Library needs money, but not a 200% increase
The Fort Smith Public Library is deserving of a funding increase so it can better serve the community, but The City Wire does not endorse the proposal to increase millage for the library by 2 mils – from 1 mil to 3 mils.
Early voting began Aug. 5 and the special election day is Aug. 12.
Voters approved 1 mil for the library that in the first full year (1958) generated $36,000. By 1995 the amount generated from the millage totaled $627,000. In 1994, Sebastian County voters approved a 1-cent countywide sales tax of which a small portion was directed to the Fort Smith Public Library. In 1995 the library collected $596,000 from the tax, with the revenue rising to $921,000 in 2013.
In 1997, Fort Smith voters approved a more than $55 million sales tax increase to build the Fort Smith Convention Center, make improvements in and around Harry E. Kelley Park in downtown Fort Smith, and significantly expand the Fort Smith Public Library by building a new 60,000-square-foot main library and three branch libraries.

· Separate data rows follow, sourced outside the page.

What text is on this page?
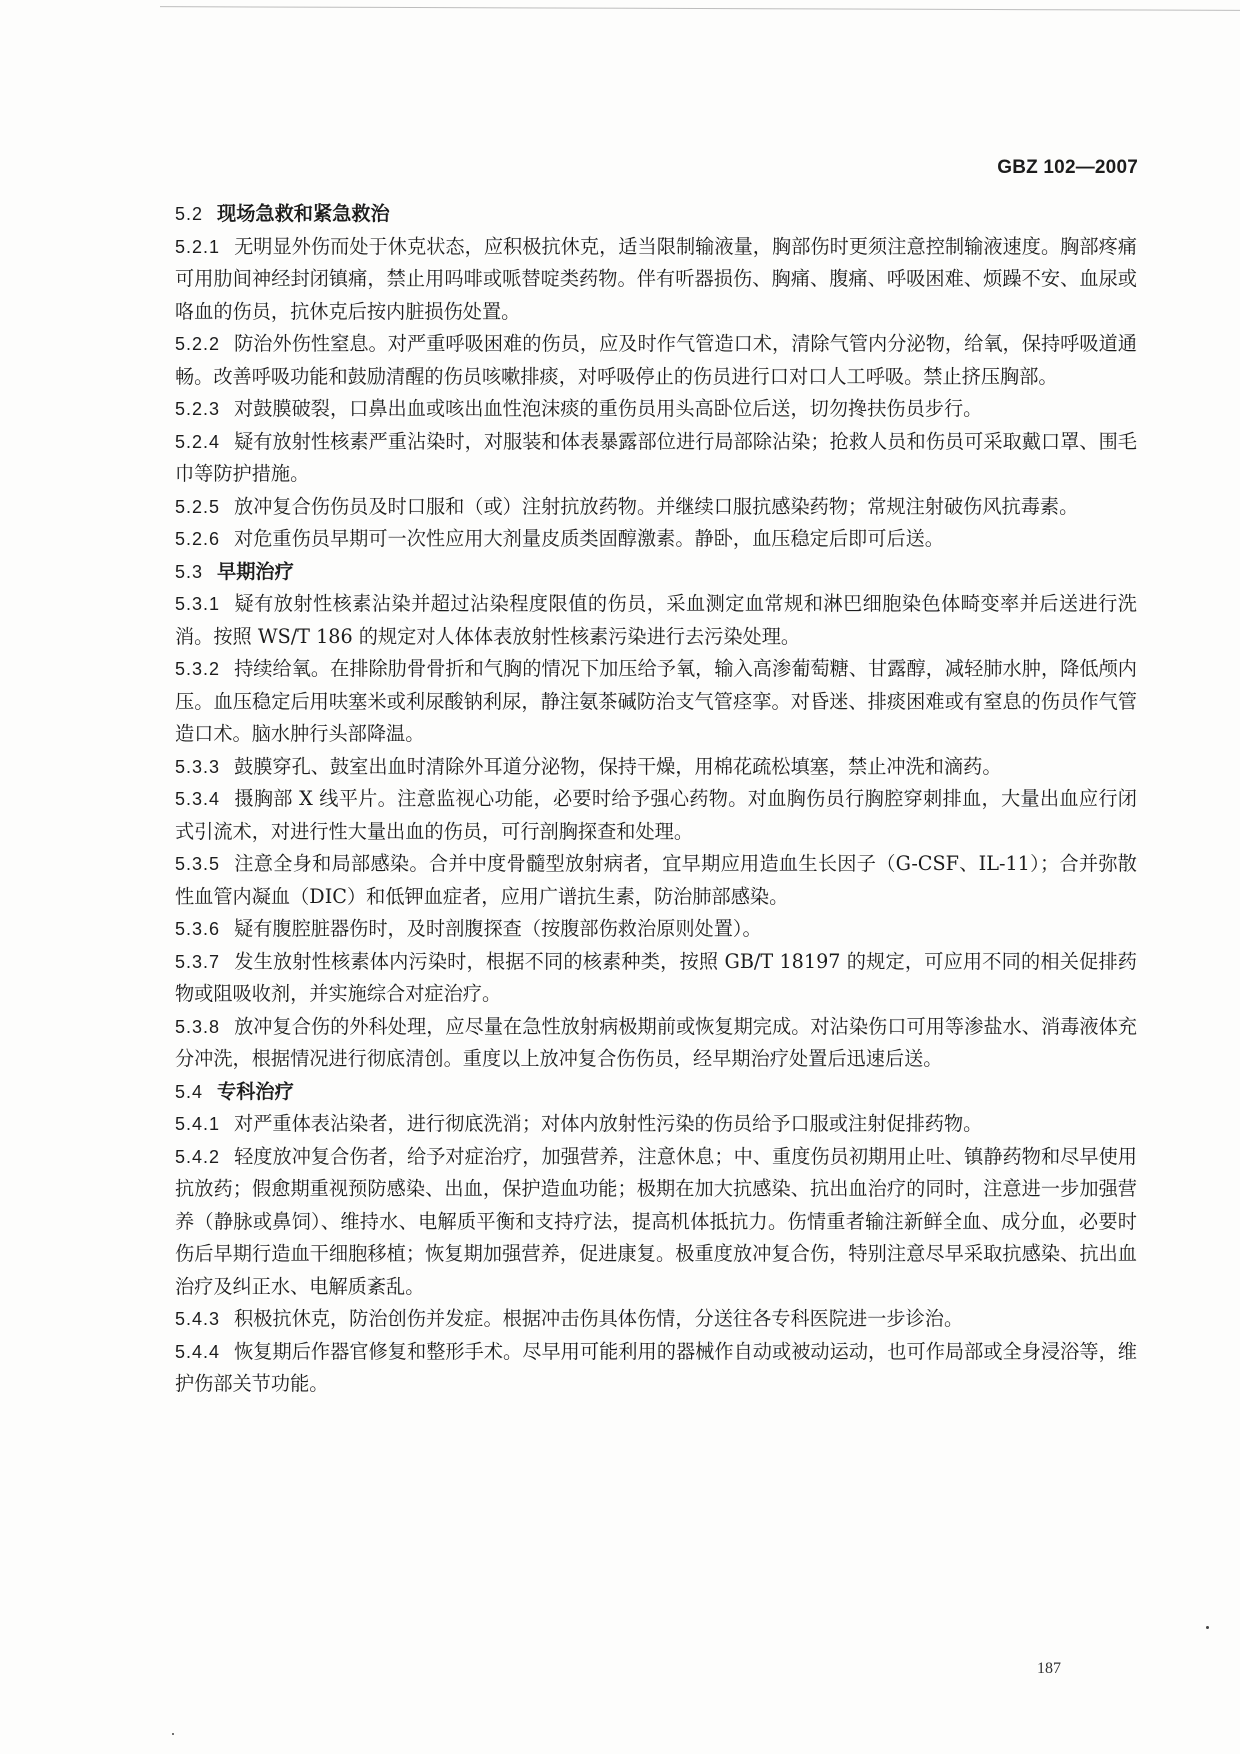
GBZ 102—2007

5.2 现场急救和紧急救治

5.2.1 无明显外伤而处于休克状态，应积极抗休克，适当限制输液量，胸部伤时更须注意控制输液速度。胸部疼痛可用肋间神经封闭镇痛，禁止用吗啡或哌替啶类药物。伴有听器损伤、胸痛、腹痛、呼吸困难、烦躁不安、血尿或咯血的伤员，抗休克后按内脏损伤处置。

5.2.2 防治外伤性窒息。对严重呼吸困难的伤员，应及时作气管造口术，清除气管内分泌物，给氧，保持呼吸道通畅。改善呼吸功能和鼓励清醒的伤员咳嗽排痰，对呼吸停止的伤员进行口对口人工呼吸。禁止挤压胸部。

5.2.3 对鼓膜破裂，口鼻出血或咳出血性泡沫痰的重伤员用头高卧位后送，切勿搀扶伤员步行。

5.2.4 疑有放射性核素严重沾染时，对服装和体表暴露部位进行局部除沾染；抢救人员和伤员可采取戴口罩、围毛巾等防护措施。

5.2.5 放冲复合伤伤员及时口服和（或）注射抗放药物。并继续口服抗感染药物；常规注射破伤风抗毒素。

5.2.6 对危重伤员早期可一次性应用大剂量皮质类固醇激素。静卧，血压稳定后即可后送。

5.3 早期治疗

5.3.1 疑有放射性核素沾染并超过沾染程度限值的伤员，采血测定血常规和淋巴细胞染色体畸变率并后送进行洗消。按照 WS/T 186 的规定对人体体表放射性核素污染进行去污染处理。

5.3.2 持续给氧。在排除肋骨骨折和气胸的情况下加压给予氧，输入高渗葡萄糖、甘露醇，减轻肺水肿，降低颅内压。血压稳定后用呋塞米或利尿酸钠利尿，静注氨茶碱防治支气管痉挛。对昏迷、排痰困难或有窒息的伤员作气管造口术。脑水肿行头部降温。

5.3.3 鼓膜穿孔、鼓室出血时清除外耳道分泌物，保持干燥，用棉花疏松填塞，禁止冲洗和滴药。

5.3.4 摄胸部 X 线平片。注意监视心功能，必要时给予强心药物。对血胸伤员行胸腔穿刺排血，大量出血应行闭式引流术，对进行性大量出血的伤员，可行剖胸探查和处理。

5.3.5 注意全身和局部感染。合并中度骨髓型放射病者，宜早期应用造血生长因子（G-CSF、IL-11）；合并弥散性血管内凝血（DIC）和低钾血症者，应用广谱抗生素，防治肺部感染。

5.3.6 疑有腹腔脏器伤时，及时剖腹探查（按腹部伤救治原则处置）。

5.3.7 发生放射性核素体内污染时，根据不同的核素种类，按照 GB/T 18197 的规定，可应用不同的相关促排药物或阻吸收剂，并实施综合对症治疗。

5.3.8 放冲复合伤的外科处理，应尽量在急性放射病极期前或恢复期完成。对沾染伤口可用等渗盐水、消毒液体充分冲洗，根据情况进行彻底清创。重度以上放冲复合伤伤员，经早期治疗处置后迅速后送。

5.4 专科治疗

5.4.1 对严重体表沾染者，进行彻底洗消；对体内放射性污染的伤员给予口服或注射促排药物。

5.4.2 轻度放冲复合伤者，给予对症治疗，加强营养，注意休息；中、重度伤员初期用止吐、镇静药物和尽早使用抗放药；假愈期重视预防感染、出血，保护造血功能；极期在加大抗感染、抗出血治疗的同时，注意进一步加强营养（静脉或鼻饲）、维持水、电解质平衡和支持疗法，提高机体抵抗力。伤情重者输注新鲜全血、成分血，必要时伤后早期行造血干细胞移植；恢复期加强营养，促进康复。极重度放冲复合伤，特别注意尽早采取抗感染、抗出血治疗及纠正水、电解质紊乱。

5.4.3 积极抗休克，防治创伤并发症。根据冲击伤具体伤情，分送往各专科医院进一步诊治。

5.4.4 恢复期后作器官修复和整形手术。尽早用可能利用的器械作自动或被动运动，也可作局部或全身浸浴等，维护伤部关节功能。

187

By 2013, the library system collected a total of $2.296 million from millage and the sales tax. The library system is now asking for a millage increase that would add another $2.8 million a year in revenue. Our concerns about this request and the process are threefold.
THE ELECTION
While we do not take issue with special elections, it is troubling that the polling sites are reduced from the more than 20 in a regular election to just four sites – with one of the sites being in a library branch – for this special election on Aug. 12. Limited ballot access is unfortunate and antithetical to a library seeking broader and deeper connections to city residents.
THE AMOUNT, PURPOSE
Jumping from 1 mil to 3 mils is the primary objection among those who oppose the increase. An overwhelming majority of those informally surveyed by The City Wire said they would have supported a 1 mil raise.
Indeed, a 200% funding increase is indicative of an effort to fix a long running and well-known funding crisis, or to support an extensive physical expansion. Neither of those are facts in this case. The library board, staff and supporters are to be commended for the impressive list of service upgrades and new services allowed under a millage increase. But the list does not, in our opinion, rise to a level requiring a 200% increase.
And while the list is impressive, it’s spending specificity does not match the bold call for a 200% increase. Library Executive Director Jennifer Goodson called the proposed budget "a flexible document, not a rulebook. We've got a good first year, but we need to see what we learn and what we experience between now and 2017."
In exchange for a 200% increase, we’d like something closer to a rulebook than a flexible document. We at the The City Wire have learned from the Ben Geren water park process that too few specifics on the front end results in controversy and diminished trust on the back end. The library is too valuable as a community asset to chance controversy or trust issues.
Past and present managers, staffers and supporters of the Fort Smith Public Library are to be praised for their efficient management and great service to the city and the region. They have accomplished wonders with the resources available to them. The City Wire also believes more funding for the library would allow the system to better serve all socio-economic demographics of not only the city, but the region. We are especially intrigued by the “maker spaces” concept, which is a place in a library that could be used by entrepreneurs to invent, create and produce new business services and/or products.
To that point, and if the millage question fails, we encourage library leadership to return with a request for a 1 mil increase and a more defined budget plan. It would be nice if the election could be held with a regularly scheduled cycle, but if it must be a special election, please consider more than just four polling sites.
THE BIGGER PICTURE
Appropriate consideration of the library millage increase must be made in context with other near- and long-term issues facing the city and likely to increase costs for city residents and businesses. A short list of those include a potential rate increase for water and sewer customers, the ongoing Department of Justice order that may require more investment in the city’s wet-weather sanitation system, pending liabilities with the city’s fire and police pension fund, and likely millage increases for Fort Smith Public School improvements. School millage increases could be in the 6 to 10 millage range.
In addition to pending future costs, the Fort Smith regional economy is on a positive track but is still struggling to emerge from the recession of 2007-2008. As of July 2014, there were 14,229 fewer employed in the region since June 2007, down 10.7%. If assuming that each of those employed once earned $25,000 (a considerably low number), we’ve suffered an annual loss of $355.725 million in commercial activity in the Fort Smith region.
Asking for a 200% funding increase on businesses – who pay a bulk of the property tax collections – in this economic environment and with the other issues facing city residents is not something we are able to endorse.
Again, the Fort Smith Public Library is deserving of a funding increase so it can better serve the community, but The City Wire does not endorse increasing millage for the library by 2 mils.